(segue) Amare i profughi
(28 novembre 1917)
[Inizio scritto]

      Non bisogna stupirsi né tanto meno irritarsi se qualche volta accade che i profughi siano insistenti o si lagnino e esagerino... È umano. Non tutti sanno affrontare la rovina con animo fiero. Molti si accasciano. Il passaggio tra l'ieri e l'oggi è stato troppo rapido e tempestoso. L'equilibrio delle anime è profondamente turbato. Un po' di tempo dovrà passare prima che sia ristabilito.
      Ma soprattutto l'amore nazionale deve andare con predilezione maggiore verso i profughi che sono più profughi degli altri. Verso quelli che non hanno parenti conoscenti amici: che non hanno nessuno. Sono costoro che devono sentire onnipresente fraterna devota la solidarietà della Nazione che li protegge li soccorre li fa suoi. Si cerchi che questa solidarietà acquisti il meno possibile l'aspetto odioso di una elemosina timbrata e burocratizzata. Forse un po' di burocrazia è inevitabile. Ma accanto alla burocrazia al disopra delle sue pratiche dei suoi numeri dei suoi sussidi deve esserci caldo il soffio dell'amore.

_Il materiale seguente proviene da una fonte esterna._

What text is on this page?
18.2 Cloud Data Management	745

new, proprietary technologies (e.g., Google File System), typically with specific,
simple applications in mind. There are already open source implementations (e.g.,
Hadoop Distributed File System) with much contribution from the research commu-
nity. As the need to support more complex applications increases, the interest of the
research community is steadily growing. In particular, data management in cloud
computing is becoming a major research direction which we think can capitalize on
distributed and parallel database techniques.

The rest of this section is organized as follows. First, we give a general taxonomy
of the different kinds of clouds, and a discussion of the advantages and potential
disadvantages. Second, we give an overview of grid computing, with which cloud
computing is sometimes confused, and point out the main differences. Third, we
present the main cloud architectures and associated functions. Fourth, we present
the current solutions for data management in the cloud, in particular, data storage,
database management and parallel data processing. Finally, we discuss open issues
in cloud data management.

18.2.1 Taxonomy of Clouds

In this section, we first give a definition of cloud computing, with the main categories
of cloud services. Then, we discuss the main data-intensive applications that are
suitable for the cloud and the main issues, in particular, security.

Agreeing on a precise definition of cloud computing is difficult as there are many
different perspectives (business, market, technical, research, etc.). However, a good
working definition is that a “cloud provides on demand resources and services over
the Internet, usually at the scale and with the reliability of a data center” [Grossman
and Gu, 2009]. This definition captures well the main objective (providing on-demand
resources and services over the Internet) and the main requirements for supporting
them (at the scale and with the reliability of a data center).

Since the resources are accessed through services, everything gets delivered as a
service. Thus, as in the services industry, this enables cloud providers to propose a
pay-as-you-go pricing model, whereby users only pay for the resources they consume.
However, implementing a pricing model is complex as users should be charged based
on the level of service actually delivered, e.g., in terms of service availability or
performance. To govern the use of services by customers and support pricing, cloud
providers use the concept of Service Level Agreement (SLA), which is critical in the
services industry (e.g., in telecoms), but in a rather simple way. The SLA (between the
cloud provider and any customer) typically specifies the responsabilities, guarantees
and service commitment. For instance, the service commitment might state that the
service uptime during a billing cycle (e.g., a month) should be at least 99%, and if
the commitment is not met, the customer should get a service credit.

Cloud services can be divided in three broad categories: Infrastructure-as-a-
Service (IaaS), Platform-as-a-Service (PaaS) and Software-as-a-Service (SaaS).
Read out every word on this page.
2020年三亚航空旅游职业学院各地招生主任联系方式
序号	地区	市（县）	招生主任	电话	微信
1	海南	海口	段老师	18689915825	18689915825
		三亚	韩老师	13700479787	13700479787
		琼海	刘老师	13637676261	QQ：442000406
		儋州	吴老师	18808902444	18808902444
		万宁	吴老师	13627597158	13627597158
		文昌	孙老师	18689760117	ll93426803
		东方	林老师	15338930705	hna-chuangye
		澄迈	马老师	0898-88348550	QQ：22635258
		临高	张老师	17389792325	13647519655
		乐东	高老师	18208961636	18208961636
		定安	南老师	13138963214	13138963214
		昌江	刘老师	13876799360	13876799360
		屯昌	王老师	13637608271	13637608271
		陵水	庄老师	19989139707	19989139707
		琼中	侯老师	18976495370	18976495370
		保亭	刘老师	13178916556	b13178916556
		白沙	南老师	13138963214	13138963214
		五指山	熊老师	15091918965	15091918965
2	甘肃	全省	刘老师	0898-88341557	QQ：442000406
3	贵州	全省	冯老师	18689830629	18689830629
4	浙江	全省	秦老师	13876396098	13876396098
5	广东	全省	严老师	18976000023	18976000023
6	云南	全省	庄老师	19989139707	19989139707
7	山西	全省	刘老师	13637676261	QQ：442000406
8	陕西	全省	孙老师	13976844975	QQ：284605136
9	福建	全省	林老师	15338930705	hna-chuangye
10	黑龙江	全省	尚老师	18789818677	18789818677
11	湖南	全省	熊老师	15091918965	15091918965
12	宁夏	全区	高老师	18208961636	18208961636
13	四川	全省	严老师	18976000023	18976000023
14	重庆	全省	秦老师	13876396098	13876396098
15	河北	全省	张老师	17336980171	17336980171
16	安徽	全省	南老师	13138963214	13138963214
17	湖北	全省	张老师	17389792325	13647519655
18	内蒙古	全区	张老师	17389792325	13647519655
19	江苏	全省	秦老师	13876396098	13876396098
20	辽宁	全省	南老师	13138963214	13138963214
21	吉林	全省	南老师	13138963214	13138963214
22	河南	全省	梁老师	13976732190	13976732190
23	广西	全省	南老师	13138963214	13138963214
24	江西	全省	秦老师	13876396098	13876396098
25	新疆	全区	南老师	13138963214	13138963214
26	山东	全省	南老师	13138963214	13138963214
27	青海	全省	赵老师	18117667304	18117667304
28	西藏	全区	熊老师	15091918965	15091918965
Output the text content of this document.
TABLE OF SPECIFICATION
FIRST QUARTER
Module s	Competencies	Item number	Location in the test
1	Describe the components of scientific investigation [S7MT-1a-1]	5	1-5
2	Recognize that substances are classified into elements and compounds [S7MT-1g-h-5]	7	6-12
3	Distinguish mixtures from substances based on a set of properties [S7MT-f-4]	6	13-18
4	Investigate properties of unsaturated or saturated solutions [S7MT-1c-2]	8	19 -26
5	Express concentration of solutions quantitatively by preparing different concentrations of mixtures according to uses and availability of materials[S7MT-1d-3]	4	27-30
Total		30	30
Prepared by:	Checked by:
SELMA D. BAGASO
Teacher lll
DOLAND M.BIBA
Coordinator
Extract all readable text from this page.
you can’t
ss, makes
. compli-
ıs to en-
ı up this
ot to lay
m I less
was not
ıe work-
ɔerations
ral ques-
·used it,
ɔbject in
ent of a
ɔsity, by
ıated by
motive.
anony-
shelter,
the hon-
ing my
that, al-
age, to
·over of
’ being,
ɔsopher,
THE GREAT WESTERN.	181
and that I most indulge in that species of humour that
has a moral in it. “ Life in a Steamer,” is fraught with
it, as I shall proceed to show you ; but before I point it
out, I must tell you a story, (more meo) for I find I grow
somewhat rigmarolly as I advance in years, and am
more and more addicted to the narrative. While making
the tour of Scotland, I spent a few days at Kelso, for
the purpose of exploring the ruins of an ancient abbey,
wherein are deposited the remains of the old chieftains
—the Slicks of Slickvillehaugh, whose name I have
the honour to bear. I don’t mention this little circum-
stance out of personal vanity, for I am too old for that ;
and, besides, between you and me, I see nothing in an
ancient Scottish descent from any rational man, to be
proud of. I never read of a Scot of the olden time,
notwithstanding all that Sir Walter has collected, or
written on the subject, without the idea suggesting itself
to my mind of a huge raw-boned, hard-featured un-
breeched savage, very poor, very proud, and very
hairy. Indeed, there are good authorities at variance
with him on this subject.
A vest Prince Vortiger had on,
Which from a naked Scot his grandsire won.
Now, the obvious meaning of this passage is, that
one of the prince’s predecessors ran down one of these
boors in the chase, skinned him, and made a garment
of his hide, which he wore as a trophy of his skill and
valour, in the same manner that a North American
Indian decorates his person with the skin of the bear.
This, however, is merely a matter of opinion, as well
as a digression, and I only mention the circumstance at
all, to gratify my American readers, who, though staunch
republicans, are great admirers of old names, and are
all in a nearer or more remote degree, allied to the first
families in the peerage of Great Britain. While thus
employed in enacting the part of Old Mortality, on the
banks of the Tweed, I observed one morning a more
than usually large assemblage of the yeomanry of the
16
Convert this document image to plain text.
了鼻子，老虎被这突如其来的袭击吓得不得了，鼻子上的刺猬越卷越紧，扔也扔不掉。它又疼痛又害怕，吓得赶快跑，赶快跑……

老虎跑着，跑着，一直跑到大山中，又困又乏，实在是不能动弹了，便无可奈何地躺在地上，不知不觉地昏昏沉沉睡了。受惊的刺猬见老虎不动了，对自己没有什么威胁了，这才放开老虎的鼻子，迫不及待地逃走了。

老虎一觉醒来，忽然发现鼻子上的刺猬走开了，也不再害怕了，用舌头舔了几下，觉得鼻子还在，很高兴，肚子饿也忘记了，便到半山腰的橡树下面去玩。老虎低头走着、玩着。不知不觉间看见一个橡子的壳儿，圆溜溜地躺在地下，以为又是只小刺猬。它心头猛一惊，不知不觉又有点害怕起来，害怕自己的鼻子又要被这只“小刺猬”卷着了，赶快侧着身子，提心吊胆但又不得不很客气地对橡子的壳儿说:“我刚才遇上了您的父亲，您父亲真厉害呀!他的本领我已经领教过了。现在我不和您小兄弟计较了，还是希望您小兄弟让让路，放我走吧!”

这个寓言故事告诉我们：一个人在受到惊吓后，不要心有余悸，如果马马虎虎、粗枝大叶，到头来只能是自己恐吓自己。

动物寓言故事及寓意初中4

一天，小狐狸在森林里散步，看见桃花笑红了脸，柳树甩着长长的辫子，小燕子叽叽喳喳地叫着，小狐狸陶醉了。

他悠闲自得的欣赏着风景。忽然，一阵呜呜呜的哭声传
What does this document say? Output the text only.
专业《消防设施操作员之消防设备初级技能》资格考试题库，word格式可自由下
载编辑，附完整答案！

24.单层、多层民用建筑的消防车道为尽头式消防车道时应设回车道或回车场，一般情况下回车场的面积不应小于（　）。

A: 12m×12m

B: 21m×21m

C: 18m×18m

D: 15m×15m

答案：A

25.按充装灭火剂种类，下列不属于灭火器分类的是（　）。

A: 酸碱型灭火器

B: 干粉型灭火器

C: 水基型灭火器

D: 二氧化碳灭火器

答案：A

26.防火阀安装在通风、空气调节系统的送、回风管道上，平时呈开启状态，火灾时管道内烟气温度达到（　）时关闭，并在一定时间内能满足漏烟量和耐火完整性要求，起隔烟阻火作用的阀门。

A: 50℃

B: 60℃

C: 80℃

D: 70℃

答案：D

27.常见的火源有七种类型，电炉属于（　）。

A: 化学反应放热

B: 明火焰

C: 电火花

      L'invasione nemica deve renderlo più delicato e profondo deve stringere più forte il vincolo fra le genti che vivono dalle Alpi alla Sicilia oggi affratellate nel comune dolore e nel comune proposito di lottare e di vincere; unite domani nella esultanza e nella riconsacrazione della Patria riconquistata sino a Trieste!